Event International Symposium on "Sustainability Science: The Emerging Paradigm and the Urban Environment", Monstclair, New Jersey, 2011-10-25/2011-10-27
Department(s) Environmental Systems Analysis Group
Publication type Contribution in proceedings
Publication year 2011
Abstract Communities, nations, not-for-pro fi t groups, and some mining, infrastructure, and energy corporations are catching on to the fact that the ecological restoration of degraded ecosystems is vital to their search for sustainability and ecological accountability. The science of restoration ecology can provide the tools and major building blocks necessary to develop a transdisciplinary sustainability science and is a problem-solving toolkit used on the road to global, regional, national, and local sustainability. We discuss a landscape-scale restoration program for the large (155 km²) and heavily polluted Étang de Berre (Berre Lagoon) to illustrate these ideas. This lagoon is situated between Marseille, Salon-de-Provence, and Aix-en- Provence in southern France.

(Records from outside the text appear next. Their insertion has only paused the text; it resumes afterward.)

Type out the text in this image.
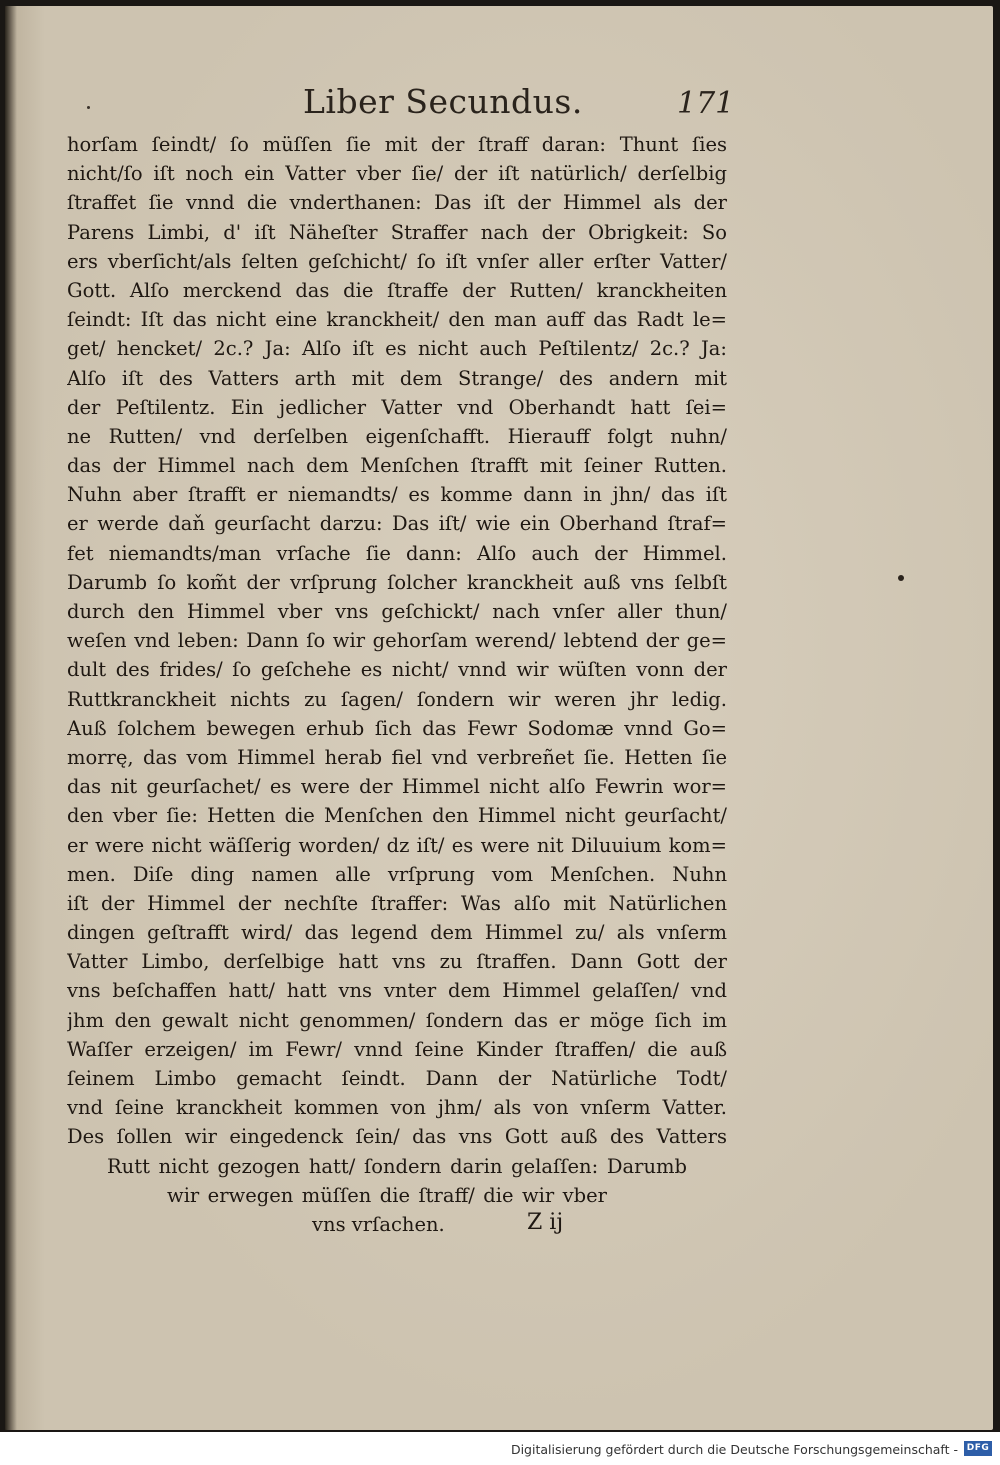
Liber Secundus.	171
horſam ſeindt/ ſo müſſen ſie mit der ſtraff daran: Thunt ſies
nicht/ſo iſt noch ein Vatter vber ſie/ der iſt natürlich/ derſelbig
ſtraffet ſie vnnd die vnderthanen: Das iſt der Himmel als der
Parens Limbi, d' iſt Näheſter Straffer nach der Obrigkeit: So
ers vberſicht/als ſelten geſchicht/ ſo iſt vnſer aller erſter Vatter/
Gott. Alſo merckend das die ſtraffe der Rutten/ kranckheiten
ſeindt: Iſt das nicht eine kranckheit/ den man auff das Radt le=
get/ hencket/ 2c.? Ja: Alſo iſt es nicht auch Peſtilentz/ 2c.? Ja:
Alſo iſt des Vatters arth mit dem Strange/ des andern mit
der Peſtilentz. Ein jedlicher Vatter vnd Oberhandt hatt ſei=
ne Rutten/ vnd derſelben eigenſchafft. Hierauff folgt nuhn/
das der Himmel nach dem Menſchen ſtrafft mit ſeiner Rutten.
Nuhn aber ſtrafft er niemandts/ es komme dann in jhn/ das iſt
er werde daň geurſacht darzu: Das iſt/ wie ein Oberhand ſtraf=
fet niemandts/man vrſache ſie dann: Alſo auch der Himmel.
Darumb ſo kom̃t der vrſprung ſolcher kranckheit auß vns ſelbſt
durch den Himmel vber vns geſchickt/ nach vnſer aller thun/
weſen vnd leben: Dann ſo wir gehorſam werend/ lebtend der ge=
dult des frides/ ſo geſchehe es nicht/ vnnd wir wüſten vonn der
Ruttkranckheit nichts zu ſagen/ ſondern wir weren jhr ledig.
Auß ſolchem bewegen erhub ſich das Fewr Sodomæ vnnd Go=
morrę, das vom Himmel herab fiel vnd verbreñet ſie. Hetten ſie
das nit geurſachet/ es were der Himmel nicht alſo Fewrin wor=
den vber ſie: Hetten die Menſchen den Himmel nicht geurſacht/
er were nicht wäſſerig worden/ dz iſt/ es were nit Diluuium kom=
men. Diſe ding namen alle vrſprung vom Menſchen. Nuhn
iſt der Himmel der nechſte ſtraffer: Was alſo mit Natürlichen
dingen geſtrafft wird/ das legend dem Himmel zu/ als vnſerm
Vatter Limbo, derſelbige hatt vns zu ſtraffen. Dann Gott der
vns beſchaffen hatt/ hatt vns vnter dem Himmel gelaſſen/ vnd
jhm den gewalt nicht genommen/ ſondern das er möge ſich im
Waſſer erzeigen/ im Fewr/ vnnd ſeine Kinder ſtraffen/ die auß
ſeinem Limbo gemacht ſeindt. Dann der Natürliche Todt/
vnd ſeine kranckheit kommen von jhm/ als von vnſerm Vatter.
Des ſollen wir eingedenck ſein/ das vns Gott auß des Vatters
Rutt nicht gezogen hatt/ ſondern darin gelaſſen: Darumb
wir erwegen müſſen die ſtraff/ die wir vber
vns vrſachen.	Z ij
Digitalisierung gefördert durch die Deutsche Forschungsgemeinschaft - DFG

We illustrate the use of (a) sequential references, which is a technique from the fi eld of restoration ecology that helps clarify goals and develop consensus among stakeholders and scientists of differing backgrounds; and (b) HMCA (historical multicriteria analysis), which is a variation of MCA that is often used in ecological and environmental economics. We show how to use a HMCA to synthesize ecological, social, and economic criteria across different historical time periods and be applied to a large scale, multifaceted project of this sort when a sequential reference exercise has been performed. Lastly, we note that ecological restoration is the key means for restoring natural capital (RNC) and to simultaneously recover and revitalize social capital. In the ecologically and economically beleaguered and vulnerable area as the one considered here, and indeed many others around the world, the road to sustainability passes through a portal of what we call “RNC thinking.”